You have to ignore everything that is not directly related to co-parenting your children.

It’s hard, I know. I live it.

I try to only respond to communications that are directly related to our child or aspects of parenting that are covered under our custody guidelines.

That’s usually stuff like health updates, any important behavioral problems, coordinating school forms, or basic questions about who has the rain boots, what time karate ends, etc. Any other messages, especially ones that attack my parenting style and are blatantly untrue, I completely ignore.

When I receive messages from my ex that are unpleasant, I try telling myself, “nothing I respond with will make a difference. My words will only be used against me in ways that rational people like myself couldn’t even begin to predict.”

That’s because I’m not crazy and I can’t think like a narcissist all the time (it’s a good thing, really).

And it’s true, it doesn’t matter what you say to defend yourself. You know the truth and even when you present legit evidence, it still won’t convince your ex that his truth is wrong. Keep the evidence and file it away for when you go back to court, but don’t engage in banter with him about it.

It can make you feel out of control to receive communications from your ex because you feel like you just want to set things straight, or you don’t want to have conflict, or you are so enraged by the lies. But the only control you have is in deciding how to respond, and more often than not, the power lies in not responding at all.

Narcissists hate to be ignored. Like really hate it.

Back in undergrad, we learned about behavior modification. I try to go back to the examples we observed while training lab rats. Basic reinforcement stuff, like the quickest way to get rid of an undesired behavior is to give absolutely no reaction (positive, or negative).
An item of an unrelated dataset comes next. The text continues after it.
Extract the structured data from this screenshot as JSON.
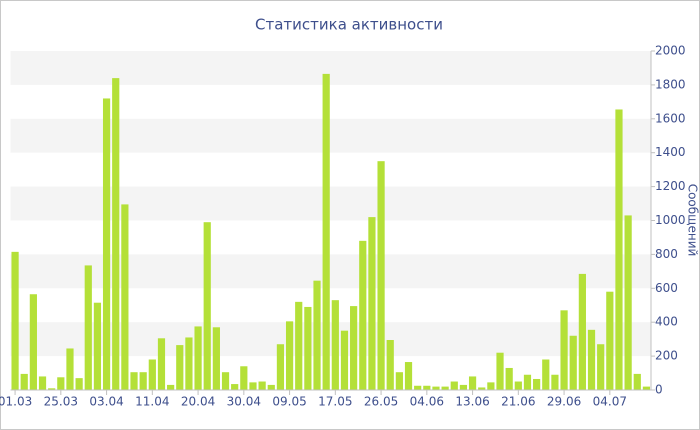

You’ve probably learned this from raising kids too. Apply the same theory to managing your reactions and responses to your ex’s behavior and/or communications. Don’t be baited.

I do still get messages from my ex that seem relevant, so I’ll answer, but then it later becomes clear that it’s just my ex being difficult, or lies. Once it hits me, I then switch the flip to “ignore,” and try not to beat myself up too badly about it.

I also read a lot about co-parenting with a high-conflict individual. And I keep reading about it as a reminder, because I find the busier I get and the more time that passes, I  can easily fall back into my old pattern of approaching communications with my ex, and you absolutely cannot do this. It’s low contact for good.

Check out author Shadida Arabi if you need a good place to start on reading material.